Tuesday, September 3, 2019

The House Of Being


I’m grotesquely shameless. And haunted by a paper cow. How do I interpret this scribbling? I curl up into a towering solitude and begin stimulating forgetfulness with a pillow and a dream.
I awake and open my eyes and consciousness floods into my head. The damage done to our planet is catastrophic and irreversible. It’s not an easy thing to realize. All the words glitter and I ponder their shape. But there’s nothing words can do. It’s like squeezing a sponge. Nothing comes out but what went in. Thinking is a strange activity. I’m the ghost that haunts myself. I carry a lavender barometer and watch mutations take place in a paragraph teeming with equations and crows.
When we returned home the other day there was a man standing on a stepladder eating blackberries. The sweet play of hemlock branches in the breeze. I felt the vibrations of a distant star and got out of the car with a song in my heart and a new temperature to feel unearthed from the treasures of the past.
Robert Plant screaming I can hear it calling me back home in Arcata, California, 1969.
These aren’t the explosives I ordered but they’ll do for the moment.
No edge, however sharp or dull, can escape itself. Sometime you just have to take that leap into the unknown. And the final version of that will be dying. Which goes on all the time. And nobody comes back to talk about it. I find this strange. And more than a little frustrating.
Last week a waitress brought me a blackberry cobbler with a single candle in it. And this taught me something about gratitude.
Sometimes I say things that are the opposite of what I feel. And that leaves me feeling constricted like a shrunken head in control of nothing but soup. A renunciation of instinct can only take you so far. What matters is sincerity. The music of the spheres. Ecology and tea. And that’s when it’s calling me back home.
I don’t understand the universe. Who brought it here? And where is here? Is here here or somewhere else?
The painters arrived without warning and stomped around in their shoes painting walls that didn’t need painting. They left chewed gum on the sidewalk and buzzsaws in my brain.

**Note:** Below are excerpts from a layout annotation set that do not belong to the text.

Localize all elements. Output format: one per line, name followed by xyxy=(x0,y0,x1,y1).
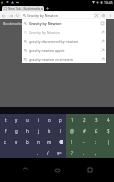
button[interactable]: , xyxy=(90,147,102,158)
button[interactable]: . xyxy=(78,147,90,158)
button[interactable]: 4 xyxy=(102,114,114,125)
staticText: u xyxy=(26,117,29,123)
staticText: j xyxy=(38,128,40,134)
button[interactable]: # xyxy=(78,125,90,136)
button[interactable]: gravity newton vs einstein xyxy=(22,55,106,63)
staticText: | xyxy=(107,139,110,145)
button[interactable]: gravity discovered by newton xyxy=(22,37,106,46)
staticText: . xyxy=(37,150,39,156)
button[interactable]: t xyxy=(0,114,11,125)
button[interactable]: 2 xyxy=(78,114,90,125)
staticText: New Tab - Bookmarks xyxy=(8,7,41,11)
staticText: h xyxy=(26,128,29,134)
button[interactable]: j xyxy=(33,125,44,136)
button[interactable]: : xyxy=(90,136,102,147)
button[interactable]: Recents xyxy=(82,162,98,178)
staticText: @ xyxy=(70,128,74,134)
button[interactable]: f xyxy=(0,125,11,136)
staticText: o xyxy=(48,117,51,123)
staticText: / xyxy=(47,150,49,156)
button[interactable]: c xyxy=(0,136,11,147)
button[interactable]: k xyxy=(44,125,55,136)
button[interactable]: g xyxy=(11,125,22,136)
button[interactable]: p xyxy=(55,114,66,125)
button[interactable]: v xyxy=(11,136,22,147)
staticText: £ xyxy=(95,128,98,134)
button[interactable]: b xyxy=(22,136,33,147)
button[interactable]: New Tab - Bookmarks xyxy=(2,6,44,11)
staticText: f xyxy=(5,128,7,134)
staticText: b xyxy=(26,139,29,145)
button[interactable]: l xyxy=(55,125,66,136)
staticText: - xyxy=(83,139,85,145)
button[interactable]: Gravity by Newton xyxy=(22,19,106,28)
button[interactable]: Gravity by Newton xyxy=(21,12,93,18)
button[interactable]: Clear xyxy=(93,12,100,19)
staticText: ! xyxy=(71,139,73,145)
button[interactable]: 1 xyxy=(66,114,78,125)
staticText: i xyxy=(38,117,40,123)
staticText: Gravity by Newton xyxy=(27,13,58,18)
button[interactable]: u xyxy=(22,114,33,125)
button[interactable]: gravity newton apple xyxy=(22,46,106,55)
button[interactable]: ! xyxy=(66,136,78,147)
button[interactable]: Back xyxy=(0,12,7,19)
button[interactable]: Back xyxy=(17,162,33,178)
staticText: 9 xyxy=(52,114,54,117)
button[interactable]: 3 xyxy=(90,114,102,125)
button[interactable]: . xyxy=(33,147,43,158)
button[interactable]: y xyxy=(11,114,22,125)
button[interactable]: / xyxy=(43,147,53,158)
staticText: v xyxy=(15,139,18,145)
button[interactable]: | xyxy=(102,136,114,147)
staticText: 10:45 xyxy=(104,0,113,5)
staticText: 1 xyxy=(71,117,74,123)
staticText: 7 xyxy=(30,114,32,117)
button[interactable]: Menu xyxy=(107,12,114,19)
button[interactable] xyxy=(55,136,66,147)
staticText: Bookmarks › xyxy=(3,21,26,26)
staticText: gravity newton vs einstein xyxy=(29,57,101,62)
button[interactable]: Reload xyxy=(14,12,21,19)
staticText: 8 xyxy=(41,114,43,117)
staticText: Gravity by Newton xyxy=(29,21,101,26)
staticText: l xyxy=(60,128,62,134)
staticText: p xyxy=(59,117,62,123)
button[interactable]: i xyxy=(33,114,44,125)
button[interactable]: go xyxy=(53,147,66,158)
button[interactable]: Bookmark xyxy=(100,12,107,19)
staticText: g xyxy=(15,128,18,134)
staticText: 4 xyxy=(107,117,110,123)
button[interactable]: ? xyxy=(66,147,78,158)
button[interactable]: @ xyxy=(66,125,78,136)
staticText: 0 xyxy=(63,114,65,117)
staticText: n xyxy=(37,139,40,145)
staticText: k xyxy=(48,128,51,134)
staticText: 5 xyxy=(8,114,10,117)
staticText: 2 xyxy=(83,117,86,123)
button[interactable]: Gravity by Newton xyxy=(22,28,106,37)
button[interactable]: Home xyxy=(49,162,65,178)
staticText: m xyxy=(47,139,52,145)
button[interactable]: $ xyxy=(102,125,114,136)
staticText: : xyxy=(95,139,97,145)
button[interactable]: New tab xyxy=(45,6,50,11)
staticText: , xyxy=(95,150,97,156)
button[interactable]: n xyxy=(33,136,44,147)
staticText: y xyxy=(15,117,18,123)
button[interactable]: o xyxy=(44,114,55,125)
button[interactable]: Forward xyxy=(7,12,14,19)
staticText: go xyxy=(57,150,62,155)
button[interactable]: £ xyxy=(90,125,102,136)
staticText: Gravity by Newton xyxy=(29,30,101,35)
button[interactable]: h xyxy=(22,125,33,136)
button[interactable]: m xyxy=(44,136,55,147)
staticText: t xyxy=(5,117,7,123)
staticText: $ xyxy=(107,128,110,134)
button[interactable]: - xyxy=(78,136,90,147)
staticText: 3 xyxy=(95,117,98,123)
staticText: gravity discovered by newton xyxy=(29,39,101,44)
staticText: . xyxy=(83,150,85,156)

Desire is a light. It will show you the way. But you have to let yourself feel it. If you don’t feel it it will feel you and cause havoc to reign. Or dullness and indifference to assume alloys of silver and jade. Beauty is elusive. You can see it without seeing it and feel it without feeling it. But in the end, you’ll find everything hemmed with dark matter and subatomic particles coughing up record players.
It’s nice to see vinyl making a comeback.
This is the life I lead: a joker in an irrational orbit still trying to unveil chaos to see how the ratatouille might improve with a little more sage and hallucination. As Karen Carpenter used to say, the money is in the basement. The point of almond isn’t ecstasy it’s motocross. The Being for whom Being is a question is a whereabouts not a will-o-the-wisp.
Shall I just come out and say it? I love the smell of rain.